I might worry a lot about being centered if this were rocket science, but it's not, so ....! Now if the bit wandered out the side or too close to the edge then there must be other problems to worry about. :biggrin:


----------



## Sylvanite (Jan 27, 2009)

I use a center bit also.  Likewise, if the hole has to be perfectly concentric, I will turn the piece round first and mount it in a Beall chuck.

Regards,
Eric


----------



## davinci27 (Jan 27, 2009)

I turn the blank round between centers the use a collet chuck to hold the blanks.  I generally turn 5-10 blanks round at a time then have them sitting around when needed.  I cut the blanks and then slide them into the collet chuck.  I leave just a little bit out of the chuck maybe 1/16 - 1/8 of an inch.

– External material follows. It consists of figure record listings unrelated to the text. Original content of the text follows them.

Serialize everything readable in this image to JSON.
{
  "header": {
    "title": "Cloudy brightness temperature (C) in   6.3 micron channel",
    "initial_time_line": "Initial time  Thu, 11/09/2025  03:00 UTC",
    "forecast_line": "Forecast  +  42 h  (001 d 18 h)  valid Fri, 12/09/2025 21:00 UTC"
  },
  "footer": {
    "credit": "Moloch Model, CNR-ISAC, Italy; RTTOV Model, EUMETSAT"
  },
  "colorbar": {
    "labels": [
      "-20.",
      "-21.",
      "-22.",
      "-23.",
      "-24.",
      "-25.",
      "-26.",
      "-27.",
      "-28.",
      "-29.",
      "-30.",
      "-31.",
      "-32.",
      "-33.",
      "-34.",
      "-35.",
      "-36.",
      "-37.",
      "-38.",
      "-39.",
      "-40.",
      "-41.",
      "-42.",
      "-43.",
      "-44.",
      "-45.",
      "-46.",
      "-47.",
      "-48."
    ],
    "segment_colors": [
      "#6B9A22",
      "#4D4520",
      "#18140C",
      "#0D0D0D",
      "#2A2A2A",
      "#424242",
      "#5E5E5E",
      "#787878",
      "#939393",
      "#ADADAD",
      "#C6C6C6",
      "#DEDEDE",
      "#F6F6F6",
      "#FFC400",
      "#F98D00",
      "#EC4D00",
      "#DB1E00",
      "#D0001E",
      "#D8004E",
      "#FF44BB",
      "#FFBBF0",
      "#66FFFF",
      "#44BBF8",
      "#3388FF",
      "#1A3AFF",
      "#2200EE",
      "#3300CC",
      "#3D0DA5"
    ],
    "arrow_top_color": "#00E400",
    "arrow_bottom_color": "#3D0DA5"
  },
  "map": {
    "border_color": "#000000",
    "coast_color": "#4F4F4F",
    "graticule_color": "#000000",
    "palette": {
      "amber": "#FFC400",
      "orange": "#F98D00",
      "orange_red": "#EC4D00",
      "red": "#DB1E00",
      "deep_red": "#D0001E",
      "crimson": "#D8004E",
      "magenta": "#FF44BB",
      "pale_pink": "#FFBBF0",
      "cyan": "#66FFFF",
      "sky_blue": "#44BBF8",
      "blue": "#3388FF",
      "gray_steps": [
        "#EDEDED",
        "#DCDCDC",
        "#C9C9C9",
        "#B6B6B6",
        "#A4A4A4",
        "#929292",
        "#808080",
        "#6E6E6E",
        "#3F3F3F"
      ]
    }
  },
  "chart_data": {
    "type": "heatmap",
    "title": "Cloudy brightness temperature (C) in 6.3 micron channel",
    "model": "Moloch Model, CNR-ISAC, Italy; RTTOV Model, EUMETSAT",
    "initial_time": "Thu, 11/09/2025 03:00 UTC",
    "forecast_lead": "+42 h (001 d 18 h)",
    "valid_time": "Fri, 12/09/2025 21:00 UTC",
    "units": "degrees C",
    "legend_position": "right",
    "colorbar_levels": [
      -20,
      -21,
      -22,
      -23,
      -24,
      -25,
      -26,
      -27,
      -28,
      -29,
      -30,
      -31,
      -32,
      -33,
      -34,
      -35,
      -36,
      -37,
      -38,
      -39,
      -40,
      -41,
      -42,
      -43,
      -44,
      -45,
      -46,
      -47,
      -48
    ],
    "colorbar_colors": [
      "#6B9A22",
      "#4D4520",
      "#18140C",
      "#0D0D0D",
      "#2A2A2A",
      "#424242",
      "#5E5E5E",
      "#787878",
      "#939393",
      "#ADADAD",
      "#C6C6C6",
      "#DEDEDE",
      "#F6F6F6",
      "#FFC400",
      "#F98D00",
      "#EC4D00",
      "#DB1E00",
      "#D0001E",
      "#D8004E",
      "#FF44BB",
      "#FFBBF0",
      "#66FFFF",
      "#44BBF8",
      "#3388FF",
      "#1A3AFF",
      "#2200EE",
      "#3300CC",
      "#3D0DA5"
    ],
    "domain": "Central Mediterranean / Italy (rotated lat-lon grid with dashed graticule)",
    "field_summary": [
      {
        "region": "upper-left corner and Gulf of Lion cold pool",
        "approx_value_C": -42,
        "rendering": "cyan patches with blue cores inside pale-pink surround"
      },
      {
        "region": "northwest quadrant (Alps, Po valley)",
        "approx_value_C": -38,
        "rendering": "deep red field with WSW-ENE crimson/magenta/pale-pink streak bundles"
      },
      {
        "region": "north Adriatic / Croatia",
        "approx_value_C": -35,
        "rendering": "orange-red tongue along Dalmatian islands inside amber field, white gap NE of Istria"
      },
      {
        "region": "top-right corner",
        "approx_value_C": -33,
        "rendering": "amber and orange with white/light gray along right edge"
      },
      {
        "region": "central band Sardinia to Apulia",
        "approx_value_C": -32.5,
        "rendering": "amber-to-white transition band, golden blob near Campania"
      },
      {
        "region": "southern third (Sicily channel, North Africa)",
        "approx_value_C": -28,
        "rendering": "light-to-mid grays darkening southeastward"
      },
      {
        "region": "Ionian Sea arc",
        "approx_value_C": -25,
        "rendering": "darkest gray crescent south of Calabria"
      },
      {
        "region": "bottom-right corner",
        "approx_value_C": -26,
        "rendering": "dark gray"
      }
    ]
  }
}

My favorite part about doing it this way is that I can use smaller blanks to make my pens.  The collet chuck distributes the pressure more evenly over the whole blank, so you can leave a pretty thin wall.


----------



## pipecrafter (Jan 27, 2009)

If you're having a lot of problems with the drill bit wandering, check to make sure the bit is sharp.  I've found that, with smaller bits up to about 1/4", if the bit isn't sharp it can wander, especially in harder materials.  Also, I hate brad point bits for the exact same reason.  I find they tend to wander, and I prefer plain jane HSS twist bits for 99% of the holes I make.


----------



## ribanett (Feb 3, 2009)

I drill all my blanks on a metal lathe.

I bore a 1/4" hole using my DP, and use a mandral to true it up on the metal lathe. Remove the mandrel and mount the blank in a three-point chuck, and bore to the size I need. I can drill dead-center because the 1/4' hole acts a pilot.


----------



## Glass Scratcher (Feb 3, 2009)

JerryS said:


> I use the same exact setup . I can't see how using a scroll chuck ( In Headstock ) like the Oneway and a Live center drill chuck ( in Tail stock)would work .  Please correct me if my setup is wrong .

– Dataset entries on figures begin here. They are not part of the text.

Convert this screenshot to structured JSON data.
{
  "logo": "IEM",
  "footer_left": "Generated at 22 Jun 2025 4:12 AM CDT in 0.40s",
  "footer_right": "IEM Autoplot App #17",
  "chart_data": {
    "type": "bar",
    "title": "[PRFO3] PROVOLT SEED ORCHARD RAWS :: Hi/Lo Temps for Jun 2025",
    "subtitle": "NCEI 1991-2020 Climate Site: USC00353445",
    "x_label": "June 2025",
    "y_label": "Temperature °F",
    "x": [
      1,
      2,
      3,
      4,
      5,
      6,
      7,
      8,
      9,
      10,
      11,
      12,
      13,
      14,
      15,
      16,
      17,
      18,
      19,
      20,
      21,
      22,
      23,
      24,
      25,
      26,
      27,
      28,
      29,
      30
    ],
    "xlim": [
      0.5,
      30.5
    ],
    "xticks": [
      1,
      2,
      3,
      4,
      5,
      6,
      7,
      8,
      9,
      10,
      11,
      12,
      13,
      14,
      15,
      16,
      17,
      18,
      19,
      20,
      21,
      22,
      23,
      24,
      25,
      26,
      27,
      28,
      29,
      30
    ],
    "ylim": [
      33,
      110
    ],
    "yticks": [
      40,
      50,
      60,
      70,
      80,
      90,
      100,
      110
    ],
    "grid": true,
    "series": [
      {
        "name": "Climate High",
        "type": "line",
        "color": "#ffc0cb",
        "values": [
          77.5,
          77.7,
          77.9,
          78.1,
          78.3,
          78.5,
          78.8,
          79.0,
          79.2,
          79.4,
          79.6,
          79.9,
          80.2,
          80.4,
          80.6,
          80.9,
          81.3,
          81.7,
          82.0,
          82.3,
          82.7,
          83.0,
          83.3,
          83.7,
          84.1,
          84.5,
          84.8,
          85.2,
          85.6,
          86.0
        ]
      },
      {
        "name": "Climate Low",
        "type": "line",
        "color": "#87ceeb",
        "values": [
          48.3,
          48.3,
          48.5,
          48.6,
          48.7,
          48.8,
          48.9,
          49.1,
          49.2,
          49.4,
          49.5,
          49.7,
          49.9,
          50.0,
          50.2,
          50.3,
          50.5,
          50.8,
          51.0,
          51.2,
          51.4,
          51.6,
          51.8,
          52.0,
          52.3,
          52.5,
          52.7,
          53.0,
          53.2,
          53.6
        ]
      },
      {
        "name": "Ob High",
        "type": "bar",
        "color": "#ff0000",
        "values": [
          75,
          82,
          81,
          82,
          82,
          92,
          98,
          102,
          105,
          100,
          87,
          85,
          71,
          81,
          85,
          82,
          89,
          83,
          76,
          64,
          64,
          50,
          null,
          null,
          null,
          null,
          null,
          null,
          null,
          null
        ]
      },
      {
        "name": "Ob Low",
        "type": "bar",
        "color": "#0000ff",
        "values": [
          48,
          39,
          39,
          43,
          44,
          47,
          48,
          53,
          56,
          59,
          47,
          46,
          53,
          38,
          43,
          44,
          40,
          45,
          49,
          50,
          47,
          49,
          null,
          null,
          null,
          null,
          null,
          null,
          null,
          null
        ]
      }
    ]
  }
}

Drill chucks aren't "Live".


----------



## cnirenberg (Feb 3, 2009)

I have an old PSI econmy chuck that has aluminum jaws somewhat like those on a metal lathe for turning square or close to sqare blanks.  I use a centering bit as well, keeps things from straying out of plumb.  I recently upgraded my nova chuck from a paperweight to a everyday piece of equpment by getting pin and #1 jaws for it.  Works fine.  There is many ways to skin this cat, unfortunately for the cat, he doesn't like any.


----------



## Blind_Squirrel (Feb 3, 2009)

Texatdurango said:


> I use a Beall collet chuck to hold the blank and a mt2 jacobs chuck in the tailstock to hold the drill bit.
> 
> One thing I have started doing that I believe has increased my accuracy is to pre-drill the hole with a center drill.
> 
> The center drill does not flex like a jobber length drill bit so odds of being dead center are increased.  With the hole started with a 60 degree countersink, the regular bit follows it right to the center of the blank.

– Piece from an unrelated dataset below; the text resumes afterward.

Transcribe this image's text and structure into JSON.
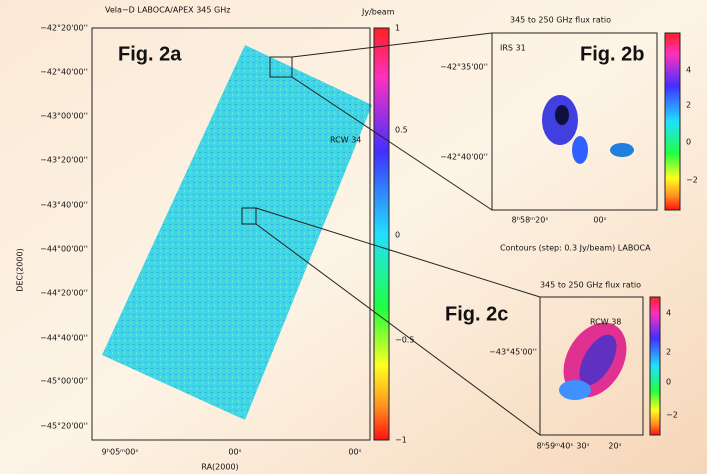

I do the same thing.  Additionally, if I am drilling a large hole I drill it in stages i.e. 1/8", then 1/4", then 3/8" etc.


----------



## SuperDave (Feb 3, 2009)

... I use a Stronghold chuck with the 1" spigot jaws. You can center a somewhat out of square blank in the jaws by placing the right angled edges in the gaps between each jaw, and as you close the jaws, you can twist the edges back and forth to get the blank centered equally on each jaw... the flat sides of the blank do not need to be dead center on each jaw.

...of course, a severely out of square blank is another question.

D


----------



## rherrell (Feb 4, 2009)

Glass Scratcher said:


> Drill chucks aren't "Live".


 







Here's one that is!


----------



## Glass Scratcher (Feb 4, 2009)

Hmm.  Is the chuck on a live arbor?  Or is it a live adaptor for the chuck and arbor?  Regardless, where did you acquire such a thing?


----------



## devowoodworking (Feb 4, 2009)

rherrell said:


> Here's one that is!


 
Nice set-up Rick


----------



## rherrell (Feb 5, 2009)

Here it is....... http://tinyurl.com/cbkjk2
Yes Charles, it's on a live arbor and can be used for all kinds of things. I mostly use it with homemade Delrin centers like in the photo. I apply my CA finish with this set-up since CA won't stick to Delrin, at least not very well.:wink:


----------